The International Finance Corporation (IFC) and the World Bank released the Doing Business Report 2012 this week, showing that Laos is now ranked 165th out of 183 countries that facilitated business operations this year, dropping from 163rd last year.
According to a press release from the IFC and World Bank, Laos has made some progress in 2010/2011 in improving the legal framework for entrepreneurs, but new regulations have yet to be implemented and are therefore not reflected in the Doing Business indicators.
Last year’s rankings have been back-calculated to account for the addition of new indicators such as ‘Getting Electricity’, data corrections and methodology changes in existing indicators in order to provide a meaningful comparison with this year’s rankings, according to the press release.
“Laos has initiated reforms to support business entry and operations,” said Aimilios Chatzinikolaou, IFC’s Head of Office in Vientiane.

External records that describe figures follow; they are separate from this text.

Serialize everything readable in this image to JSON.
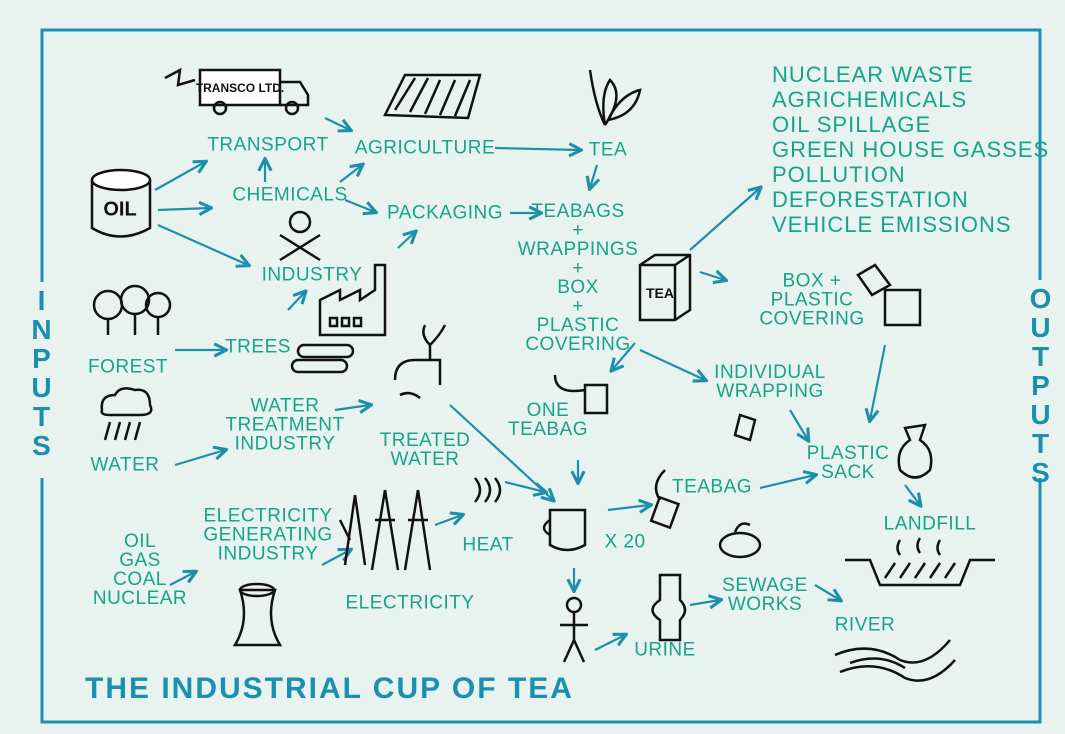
{
  "title": "THE INDUSTRIAL CUP OF TEA",
  "sides": {
    "inputs": "INPUTS",
    "outputs": "OUTPUTS"
  },
  "icon_labels": [
    "OIL",
    "TRANSCO LTD.",
    "TEA"
  ],
  "nodes": [
    {
      "lines": [
        "TRANSPORT"
      ]
    },
    {
      "lines": [
        "CHEMICALS"
      ]
    },
    {
      "lines": [
        "AGRICULTURE"
      ]
    },
    {
      "lines": [
        "TEA"
      ]
    },
    {
      "lines": [
        "INDUSTRY"
      ]
    },
    {
      "lines": [
        "PACKAGING"
      ]
    },
    {
      "lines": [
        "TEABAGS",
        "+",
        "WRAPPINGS",
        "+",
        "BOX",
        "+",
        "PLASTIC",
        "COVERING"
      ]
    },
    {
      "lines": [
        "FOREST"
      ]
    },
    {
      "lines": [
        "TREES"
      ]
    },
    {
      "lines": [
        "WATER"
      ]
    },
    {
      "lines": [
        "WATER",
        "TREATMENT",
        "INDUSTRY"
      ]
    },
    {
      "lines": [
        "TREATED",
        "WATER"
      ]
    },
    {
      "lines": [
        "ONE",
        "TEABAG"
      ]
    },
    {
      "lines": [
        "BOX +",
        "PLASTIC",
        "COVERING"
      ]
    },
    {
      "lines": [
        "INDIVIDUAL",
        "WRAPPING"
      ]
    },
    {
      "lines": [
        "PLASTIC",
        "SACK"
      ]
    },
    {
      "lines": [
        "LANDFILL"
      ]
    },
    {
      "lines": [
        "TEABAG"
      ]
    },
    {
      "lines": [
        "X 20"
      ]
    },
    {
      "lines": [
        "HEAT"
      ]
    },
    {
      "lines": [
        "ELECTRICITY",
        "GENERATING",
        "INDUSTRY"
      ]
    },
    {
      "lines": [
        "OIL",
        "GAS",
        "COAL",
        "NUCLEAR"
      ]
    },
    {
      "lines": [
        "ELECTRICITY"
      ]
    },
    {
      "lines": [
        "URINE"
      ]
    },
    {
      "lines": [
        "SEWAGE",
        "WORKS"
      ]
    },
    {
      "lines": [
        "RIVER"
      ]
    }
  ],
  "outputs_list": [
    "NUCLEAR WASTE",
    "AGRICHEMICALS",
    "OIL SPILLAGE",
    "GREEN HOUSE GASSES",
    "POLLUTION",
    "DEFORESTATION",
    "VEHICLE EMISSIONS"
  ]
}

“Now, more attention needs to be paid to implementation so that these reforms can generate the positive impact they were designed to have for businesses and the economy as a whole.”
The Doing Business 2012, themed Doing Business in a More Transparent World, assesses regulations affecting domestic firms in 183 economies and ranks them in 10 areas of business regulation, such as starting a business, resolving insolvency, and trading across borders.
This year, the rankings on ease of doing business have expanded to include an indicator on ‘getting electricity’. The report finds that getting an electrical connection is most efficient in Iceland, Germany, Taiwan, Hong Kong and Singapore.
The annual report also finds that across the globe Singapore and Hong Kong provide the friendliest regulatory environments for local entrepreneurs. Within East Asia and the Pacific region, China advanced the most in making its regulatory environment more business-friendly over the past six years.
Fourteen of East Asia and the Pacific’s 24 economies improved business regulations in the past year. The Solomon Islands, Tonga, Vanuatu, and Malaysia improved in three or more of the areas measured by the report.
Malaysia rose five places in the global ranking, to 18, by implementing regulatory reforms including a new one-stop shop for start-ups, computerisation of commercial courts, and improved insolvency proceedings. Brunei Darussalam’s rank climbed to 83, partly because the country made it easier for businesses to get an electrical connection.
Over the past six years, a new measure shows that 22 economies in East Asia and the Pacific have made their regulatory environment more business-friendly.
“Making business regulation more transparent and efficient increases opportunities for economic growth,” said Augusto Lopez-Claros, Director of Global Indicators and Analysis for the World Bank Group. “In East Asia and the Pacific, businesses have benefited from the region’s broad and sustained regulatory reforms.”